Clima de desilusão e esperança se contrapõem em comitê de Le Pen após derrota

Yago Grela.

Paris, 7 mai (EFE).- Nem rosas azuis em uma mão e taças de champanhe na outra eram suficientes para que os seguidores de Marine Le Pen escondessem a desilusão e a tristeza após a notícia de que a líder da extrema direita tinha sido derrotada no segundo turno das eleições presidenciais da França pelo centrista Emmanuel Macron.

"Não me surpreende o resultado. Estávamos sozinhos contra todos. Os demais partidos e veículos de imprensa apoiaram Macron. Ganhar era impossível", afirmou à Agência Efe Jean Jacques, eleitor fiel da Frente Nacional (FN), partido de Le Pen, há muitos anos.

Quando a tela mostrou Macron como novo presidente da França, o salão onde estavam os eleitores de Le Pen foi tomado por uma grande vaia como uma mostra de rejeição. Entre eles, fica a sensação de que a campanha foi como uma luta entre "Davi e Golias".

"A propaganda que os veículos de comunicação fizeram influenciou de maneira considerável, mas não perco a esperança porque ainda restam as eleições legislativas (marcadas para junho)", disse à Efe a integrante do gabinete de Le Pen Soraya Le Mer.

Le Pen, que chegou ao evento organizado no Chale du Lac às 19h locais (14 em Brasília), só apareceu depois da publicação das primeiras projeções de voto que a consideravam como derrotada. Macron tinha 65% contra 35% da líder da Frente Nacional.

Quando entrou no grande salão, Le Pen foi recebida por gritos de "Marine, a presidente do povo". Os eleitores balançavam bandeiras francesas que tinham sido entregues na entrada do local.

Além disso, eles cantaram em uníssono A Marselhesa, o hino nacional do país, antes dos resultados e imediatamente depois após a notícia da derrota da candidata da extrema direita.

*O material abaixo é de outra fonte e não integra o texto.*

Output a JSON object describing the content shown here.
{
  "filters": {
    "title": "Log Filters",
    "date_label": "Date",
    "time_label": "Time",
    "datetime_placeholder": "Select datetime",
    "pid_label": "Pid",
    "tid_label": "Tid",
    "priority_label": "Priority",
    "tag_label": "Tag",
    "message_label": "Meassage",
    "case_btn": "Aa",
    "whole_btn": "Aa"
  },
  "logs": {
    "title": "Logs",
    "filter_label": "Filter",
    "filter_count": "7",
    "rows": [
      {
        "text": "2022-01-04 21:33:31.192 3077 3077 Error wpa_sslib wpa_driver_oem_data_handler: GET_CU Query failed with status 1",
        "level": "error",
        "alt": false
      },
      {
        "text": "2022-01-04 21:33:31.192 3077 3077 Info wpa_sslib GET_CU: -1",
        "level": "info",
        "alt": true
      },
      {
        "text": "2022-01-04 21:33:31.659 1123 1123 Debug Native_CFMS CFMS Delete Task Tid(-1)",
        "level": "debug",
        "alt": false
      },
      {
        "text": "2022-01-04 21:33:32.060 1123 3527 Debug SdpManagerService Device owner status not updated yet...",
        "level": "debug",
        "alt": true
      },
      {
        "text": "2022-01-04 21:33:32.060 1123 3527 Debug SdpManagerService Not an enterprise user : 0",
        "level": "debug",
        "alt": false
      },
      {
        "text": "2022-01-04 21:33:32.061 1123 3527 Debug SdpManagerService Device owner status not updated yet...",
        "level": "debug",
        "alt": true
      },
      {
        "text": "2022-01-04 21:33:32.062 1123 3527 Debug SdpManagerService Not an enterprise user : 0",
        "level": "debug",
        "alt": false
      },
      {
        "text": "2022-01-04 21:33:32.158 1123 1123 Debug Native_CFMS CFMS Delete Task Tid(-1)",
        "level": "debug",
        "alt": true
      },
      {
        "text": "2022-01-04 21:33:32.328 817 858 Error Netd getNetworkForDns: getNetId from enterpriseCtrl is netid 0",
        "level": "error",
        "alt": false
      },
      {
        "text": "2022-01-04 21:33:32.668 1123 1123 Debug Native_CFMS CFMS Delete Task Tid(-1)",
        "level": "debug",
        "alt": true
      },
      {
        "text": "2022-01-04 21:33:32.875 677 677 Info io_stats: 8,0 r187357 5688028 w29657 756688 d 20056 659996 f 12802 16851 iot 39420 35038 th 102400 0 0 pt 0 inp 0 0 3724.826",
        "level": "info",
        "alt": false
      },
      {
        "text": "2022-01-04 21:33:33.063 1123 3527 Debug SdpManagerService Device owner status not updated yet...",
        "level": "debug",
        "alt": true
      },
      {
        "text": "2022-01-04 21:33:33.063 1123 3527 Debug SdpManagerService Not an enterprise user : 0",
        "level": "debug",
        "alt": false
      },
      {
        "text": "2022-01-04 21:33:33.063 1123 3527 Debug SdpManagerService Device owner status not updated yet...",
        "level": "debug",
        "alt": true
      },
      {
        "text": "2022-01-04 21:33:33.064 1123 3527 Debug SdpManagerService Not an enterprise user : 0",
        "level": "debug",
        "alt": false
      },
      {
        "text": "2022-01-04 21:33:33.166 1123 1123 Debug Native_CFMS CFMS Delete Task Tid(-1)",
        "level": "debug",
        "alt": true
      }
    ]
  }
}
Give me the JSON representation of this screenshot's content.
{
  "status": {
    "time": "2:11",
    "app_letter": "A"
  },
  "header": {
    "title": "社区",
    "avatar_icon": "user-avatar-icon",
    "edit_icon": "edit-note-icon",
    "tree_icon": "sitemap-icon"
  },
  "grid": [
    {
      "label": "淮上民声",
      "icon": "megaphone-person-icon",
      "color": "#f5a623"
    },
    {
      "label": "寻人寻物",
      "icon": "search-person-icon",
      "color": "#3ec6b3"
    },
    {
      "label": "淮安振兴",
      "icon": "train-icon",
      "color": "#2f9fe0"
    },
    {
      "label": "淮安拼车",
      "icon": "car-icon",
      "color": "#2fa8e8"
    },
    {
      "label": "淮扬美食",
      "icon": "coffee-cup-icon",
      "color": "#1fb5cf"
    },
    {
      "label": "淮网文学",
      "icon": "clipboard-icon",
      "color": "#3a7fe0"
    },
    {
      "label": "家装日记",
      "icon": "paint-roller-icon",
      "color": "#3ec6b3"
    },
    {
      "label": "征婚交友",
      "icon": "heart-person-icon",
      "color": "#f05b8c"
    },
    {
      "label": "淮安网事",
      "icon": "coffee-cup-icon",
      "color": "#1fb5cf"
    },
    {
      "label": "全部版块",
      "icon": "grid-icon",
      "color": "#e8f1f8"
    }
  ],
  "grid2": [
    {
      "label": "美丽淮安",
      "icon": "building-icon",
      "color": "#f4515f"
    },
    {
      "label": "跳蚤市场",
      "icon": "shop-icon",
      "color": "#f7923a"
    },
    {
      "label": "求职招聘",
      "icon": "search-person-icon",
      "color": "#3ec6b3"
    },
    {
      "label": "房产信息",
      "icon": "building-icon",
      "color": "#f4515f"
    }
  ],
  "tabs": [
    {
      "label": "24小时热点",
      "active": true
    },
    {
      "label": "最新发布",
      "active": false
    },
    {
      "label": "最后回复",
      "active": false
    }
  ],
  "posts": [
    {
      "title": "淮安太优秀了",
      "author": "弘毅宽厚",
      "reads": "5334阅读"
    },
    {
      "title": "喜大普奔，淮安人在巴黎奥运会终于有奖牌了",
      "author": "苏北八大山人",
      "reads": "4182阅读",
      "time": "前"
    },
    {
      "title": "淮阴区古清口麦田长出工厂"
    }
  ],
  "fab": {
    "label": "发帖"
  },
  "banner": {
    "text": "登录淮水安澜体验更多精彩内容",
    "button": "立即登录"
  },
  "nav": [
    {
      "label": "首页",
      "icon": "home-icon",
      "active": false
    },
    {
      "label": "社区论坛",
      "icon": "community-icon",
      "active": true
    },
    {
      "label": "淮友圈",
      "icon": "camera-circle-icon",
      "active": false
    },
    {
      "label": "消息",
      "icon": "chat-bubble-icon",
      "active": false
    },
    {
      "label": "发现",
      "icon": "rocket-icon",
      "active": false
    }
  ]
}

"Não podemos perder o espírito", disse Olivier Dute, que viajou de Montpellier, no sul da França, para comparecer especialmente ao evento organizado por Le Pen.

Quando a grande derrotada da noite terminou seu breve discurso, todo o salão rompeu em aplausos. Ela, inclusive, desceu do palanque para cumprimentar alguns dos militares e para agradecê-los por seu apoio durante a campanha.

Nunca antes um candidato da FN esteve tão perto do Palácio do Eliseu. O pai de Marine, Jean-Marie Le Pen, que foi ao segundo turno em 2002, obteve apenas 17,79% dos votos contra Jacques Chirac.

Para o coordenador do projeto presidencial de Marine, Jean Messiha, o resultado não é tão negativo. "Seremos o líderes da oposição", cravou.

A mesma afirmação foi feita pela própria Marine, que garantiu que o resultado de hoje é "histórico". A líder da extrema direita disse que comandará o combate nas eleições legislativas e que quer reunir todos aqueles que preferem colocar a França em primeiro lugar. Para isso, anunciou uma profunda renovação de seu movimento político.

Após o discurso, a festa continuou em um clima misto de desilusão e esperança. Os mais animados pelas perspectivas das eleições legislativas tentavam encorajar os demais. Mas nunca antes uma taça de champanhe acabou tendo um sabor tão amargo.